Mn-doped (Na0.85K0.15)(0.5)Bi0.5TiO3 (NKBT-Mn) thin films were fabricated on Pt(111)/Ti/SiO2/Si substrates via an aqueous sol-gel method and annealed at different temperatures from 550 degrees to 800 degrees C. Two different crystallization processes, i.e., single crystallization and multiple crystallizations, were used. The structures of the films were analyzed using X-ray diffraction, which shows that the NKBT-Mn thin film prepared by multiple crystallizations crystallize into the pure perovskite phase, while pyrochlore phase formed in the film prepared by the single crystallization.
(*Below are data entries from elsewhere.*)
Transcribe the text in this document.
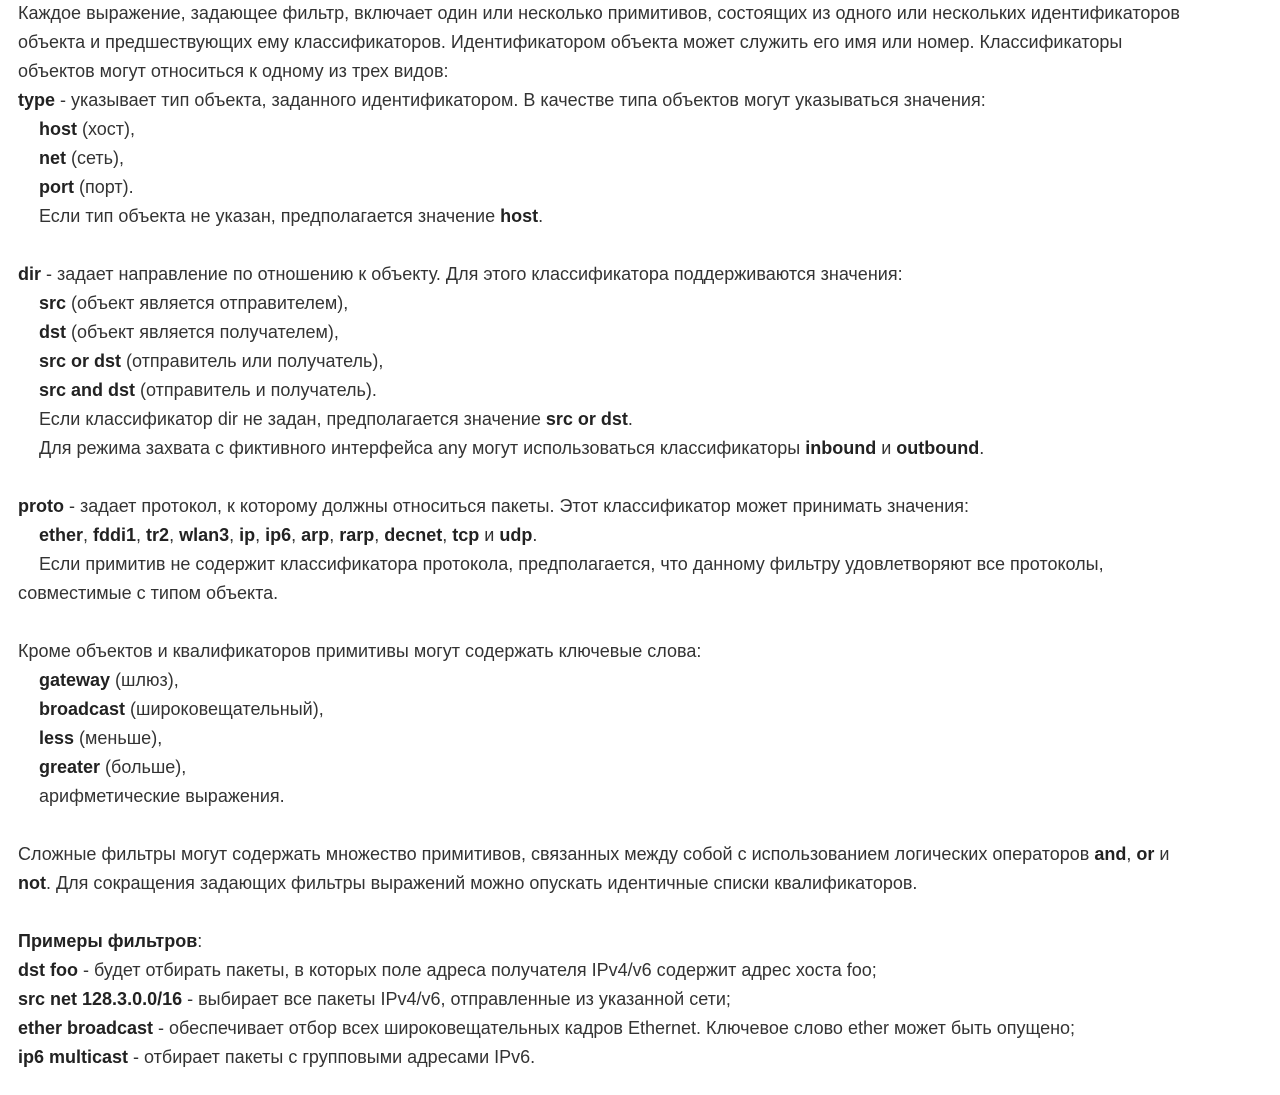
Каждое выражение, задающее фильтр, включает один или несколько примитивов, состоящих из одного или нескольких идентификаторов
объекта и предшествующих ему классификаторов. Идентификатором объекта может служить его имя или номер. Классификаторы
объектов могут относиться к одному из трех видов:
type - указывает тип объекта, заданного идентификатором. В качестве типа объектов могут указываться значения:
host (хост),
net (сеть),
port (порт).
Если тип объекта не указан, предполагается значение host.
dir - задает направление по отношению к объекту. Для этого классификатора поддерживаются значения:
src (объект является отправителем),
dst (объект является получателем),
src or dst (отправитель или получатель),
src and dst (отправитель и получатель).
Если классификатор dir не задан, предполагается значение src or dst.
Для режима захвата с фиктивного интерфейса any могут использоваться классификаторы inbound и outbound.
proto - задает протокол, к которому должны относиться пакеты. Этот классификатор может принимать значения:
ether, fddi1, tr2, wlan3, ip, ip6, arp, rarp, decnet, tcp и udp.
Если примитив не содержит классификатора протокола, предполагается, что данному фильтру удовлетворяют все протоколы,
совместимые с типом объекта.
Кроме объектов и квалификаторов примитивы могут содержать ключевые слова:
gateway (шлюз),
broadcast (широковещательный),
less (меньше),
greater (больше),
арифметические выражения.
Сложные фильтры могут содержать множество примитивов, связанных между собой с использованием логических операторов and, or и
not. Для сокращения задающих фильтры выражений можно опускать идентичные списки квалификаторов.
Примеры фильтров:
dst foo - будет отбирать пакеты, в которых поле адреса получателя IPv4/v6 содержит адрес хоста foo;
src net 128.3.0.0/16 - выбирает все пакеты IPv4/v6, отправленные из указанной сети;
ether broadcast - обеспечивает отбор всех широковещательных кадров Ethernet. Ключевое слово ether может быть опущено;
ip6 multicast - отбирает пакеты с групповыми адресами IPv6.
Ferroelectric and dielectric properties of NKBT-Mn thin films are quite dependent on the anneal temperature. The P-r value was a maximum for the 700oC-annealed thin film and decreased with both decreasing and increasing anneal temperature. The NKBT-Mn thin film annealed at 700 degrees C had the largest epsilon(r) of 426 and the lowest tan delta of 0.061. At the same time, the temperature-dependent ferroelectric property was also investigated from room temperature to -150 degrees C. It is found that P-r of the film sample increases as temperature decreases, which can be well explained by a temperature-dependent charged carriers-domain wall interaction. Current density measurement indicates that the change in morphology with increasing anneal temperature and the volatility of Bi and Na/K at high temperature may responsible for the change in leakage current density and the NKBT-Mn thin film annealed at 700 degrees C has the lowest leakage current of 7.6 x 10-5 A/cm2.